Idiopathic pulmonary fibrosis (IPF) is an age-dependent progressive and fatal lung disease of unknown etiology, characterized by the excessive accumulation of extracellular matrix inside the interstitial layer of the lung parenchyma that leads to abnormal scar architecture and compromised lung function capacity. Recent genetic studies have attributed the pathological genes or genetic mutations associated with familial IPF and sporadic IPF to telomere-related components, suggesting that telomere dysfunction is an important determinant of this disease. Here, we summarize recent advances in our understanding of how telomere dysfunction drives IPF genesis. We highlight the key role of alveolar stem cell dysfunction caused by telomere shortening or telomere uncapping, which bridges the gap between telomere abnormalities and fibrotic lung pathology. We emphasize that senescence-associated secretory phenotypes, innate immune cell infiltration, and/or inflammation downstream of lung stem cell dysfunction influences the native microenvironment and local cell signals, including increased TGF-β signaling in the lung, to induce pro-fibrotic conditions.
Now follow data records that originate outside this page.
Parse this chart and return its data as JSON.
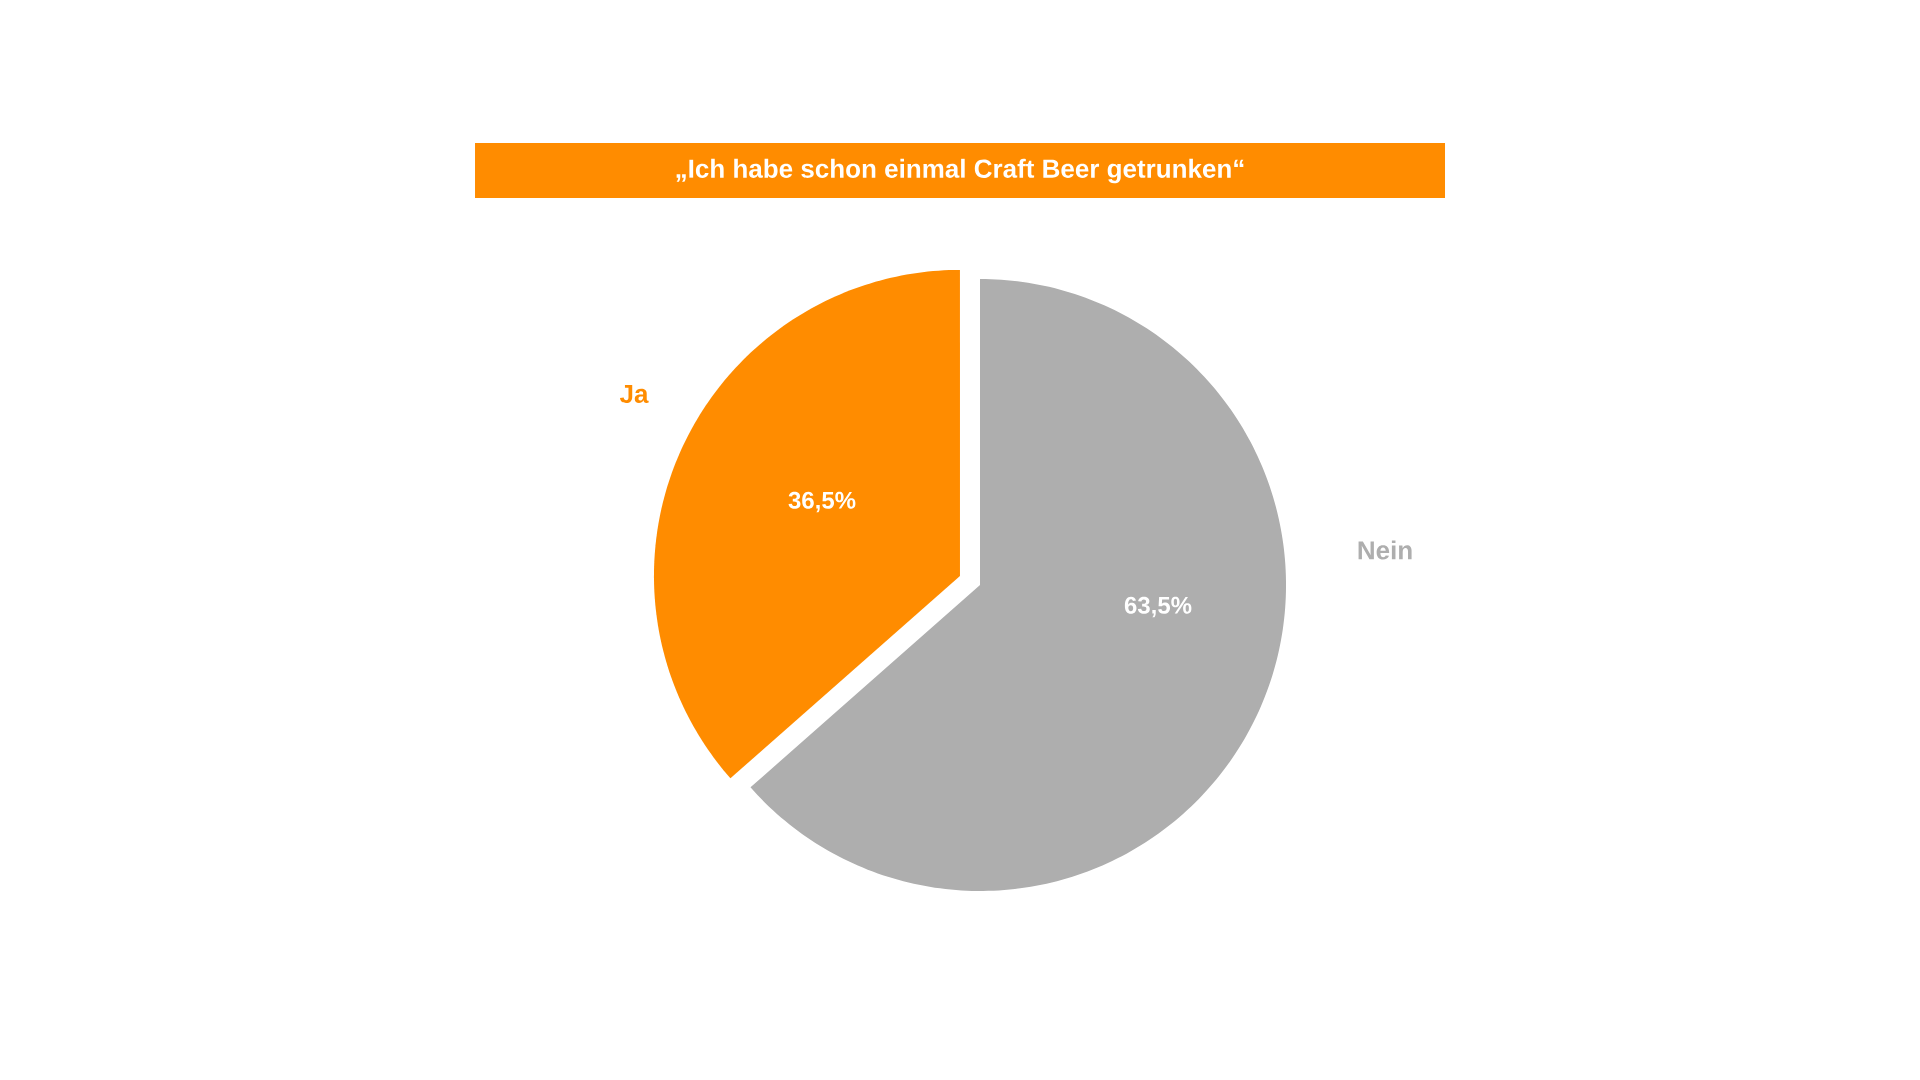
{
  "chart_data": {
    "type": "pie",
    "title": "„Ich habe schon einmal Craft Beer getrunken“",
    "categories": [
      "Ja",
      "Nein"
    ],
    "values": [
      36.5,
      63.5
    ],
    "value_labels": [
      "36,5%",
      "63,5%"
    ],
    "colors": [
      "#ff8c00",
      "#aeaeae"
    ]
  }
}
In addition, the failed regeneration of new alveoli due to alveolar stem cell dysfunction might expose lung cells to elevated mechanical tension, which could activate the TGF-β signaling loop to promote the fibrotic process, especially in a periphery-to-center pattern as seen in IPF patients. Understanding the telomere-related molecular and pathophysiological mechanisms of IPF would provide new insights into IPF etiology and therapeutic strategies for this fatal disease.